All the flavors of a classic Reuben sandwich, stuffed inside a chicken breast. This is an easy dinner idea that is a total crowd pleaser!
The classic components of a Reuben sandwich involve thinly sliced pastrami or corned beef (depending your own personal preference), swiss cheese, and sauerkraut doused with thousand island dressing and sandwiched between two slices of toasted rye bread. We’ve taken all of the classic flavors of a Reuben sandwich and stuffed it inside a chicken breast. This unique dinner idea is great for switching up your regular dinner routine.
How to Make Homemade Bread Crumbs
Want to go the extra mile with this recipe? Make your own rye bread crumbs! A reuben sandwich is traditionally served on rye bread, but rye bread crumbs are hard to come by. We’ve given our bread crumb coating a similar flavor to rye bread by using caraway seeds in the coating mixture, but you could also make your own homemade rye bread crumbs for more of that rye flavor.
To make your own rye bread crumbs at home, slice a loaf of rye bread into one-inch cubes, like croutons. Spread them out onto a baking sheet and toast them in a 250 degree F oven for about 20 minutes. Once the toasted cubes have cooled, simply crush them up into crumbs in a bag, or use a food processor to do it for you.
How to Stuff Chicken:
There are a couple of different methods for stuffing chicken. The first, used in this recipe, involves using a sharp knife to cut a pocket in the side of a chicken breast. To do this you will need to have a fairly thick piece of chicken breast. Run your knife parallel to the cutting board and insert the tip of your knife into the thickest portion of the breast and continue cutting down lengthwise. In some stores, you can ask your butcher to do this for you right at the meat counter.
The second method is to butterfly your chicken. In some stores, you can purchase your chicken pre-butterflied or you can ask your butcher to do it for you at the meat counter. To do it yourself, use a sharp knife to slice your chicken in half so that it folds open like the wings of a butterfly. You will need to be careful not to cut all the way through so that the piece remains intact.
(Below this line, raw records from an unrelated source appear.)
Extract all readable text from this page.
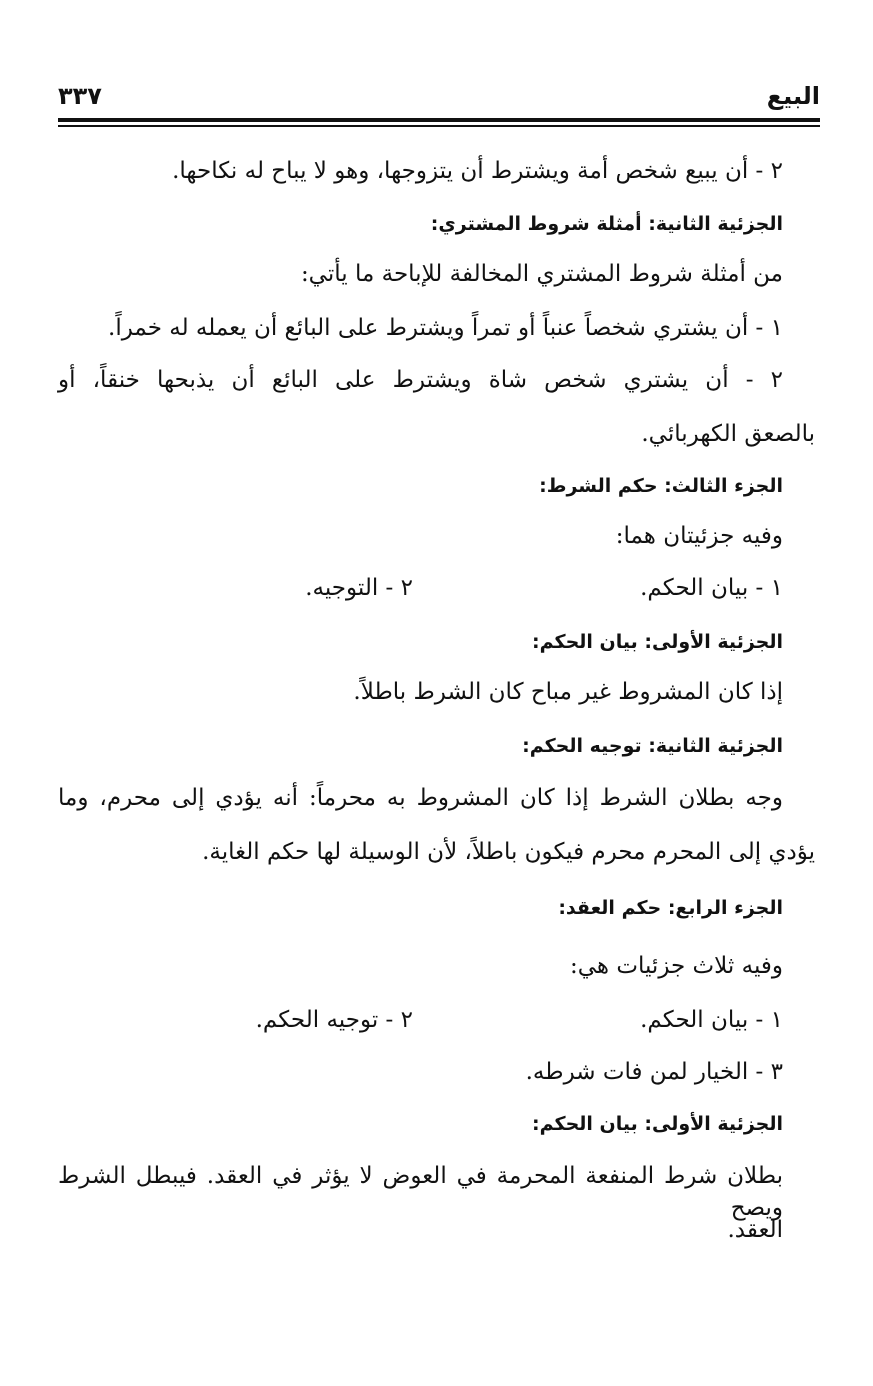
البيع
٣٣٧
٢ - أن يبيع شخص أمة ويشترط أن يتزوجها، وهو لا يباح له نكاحها.
الجزئية الثانية: أمثلة شروط المشتري:
من أمثلة شروط المشتري المخالفة للإباحة ما يأتي:
١ - أن يشتري شخصاً عنباً أو تمراً ويشترط على البائع أن يعمله له خمراً.
٢ - أن يشتري شخص شاة ويشترط على البائع أن يذبحها خنقاً، أو
بالصعق الكهربائي.
الجزء الثالث: حكم الشرط:
وفيه جزئيتان هما:
١ - بيان الحكم.
٢ - التوجيه.
الجزئية الأولى: بيان الحكم:
إذا كان المشروط غير مباح كان الشرط باطلاً.
الجزئية الثانية: توجيه الحكم:
وجه بطلان الشرط إذا كان المشروط به محرماً: أنه يؤدي إلى محرم، وما
يؤدي إلى المحرم محرم فيكون باطلاً، لأن الوسيلة لها حكم الغاية.
الجزء الرابع: حكم العقد:
وفيه ثلاث جزئيات هي:
١ - بيان الحكم.
٢ - توجيه الحكم.
٣ - الخيار لمن فات شرطه.
الجزئية الأولى: بيان الحكم:
بطلان شرط المنفعة المحرمة في العوض لا يؤثر في العقد. فيبطل الشرط ويصح
العقد.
If you’d like to keep as much of the stuffing inside the chicken breast as possible and you are worried some might fall out, use toothpicks to secure the opening together and keep more of that stuffing inside. Just remember to remove your toothpicks before serving.
If you like this recipe you may be interested in these other stuffed chicken breast recipes.
- Lasagna Stuffed Chicken
- Stuffed Herbed Chicken Breasts
- Fajita Stuffed Chicken
- Cajun Stuffed Chicken
- Italian Stuffed Chicken
Watch the video below where Rachel will walk you through every step of this recipe. Sometimes it helps to have a visual, and we’ve always got you covered with our cooking show. You can find the complete collection of recipes on YouTube, Facebook Watch, or our Facebook Page, or right here on our website with their corresponding recipes.
Reuben Stuffed Chicken
- 4 large thick boneless skinless chicken breasts
- 8 ounces thinly sliced pastrami or corned beef
- 4 slices Swiss cheese
- 1 cup sauerkraut drained
- 1/4 cup thousand island dressing
- 1 cup bread crumbs
- 2 teaspoons caraway seeds
- 1 teaspoon salt
- 1/2 teaspoon black pepper
- 1 tablespoon olive oil
- 1 tablespoon butter
- Preheat oven to 400 degrees Fahrenheit
- Use a sharp knife to slice a pocket in the side of each chicken breast. Fold 2 ounces of pastrami and 1 slice of cheese together and stuff into each chicken breast. Spoon in sauerkraut.
- Use toothpicks as needed to secure fillings inside if desired. Brush outside of chicken with thousand island dressing.
- In a shallow dish, stir together bread crumbs, caraway seeds, salt and pepper. Dip chicken into bread crumbs and roll to coat.
- Heat olive oil and melt butter in a large oven-safe heavy skillet over medium high heat. Sear chicken breasts in pan for 3 to 4 minutes per side.
- Transfer skillet to oven to finish cooking, 20-25 minutes or until chicken reaches an internal temperature of 165 degrees Fahrenheit. Remove toothpicks before serving.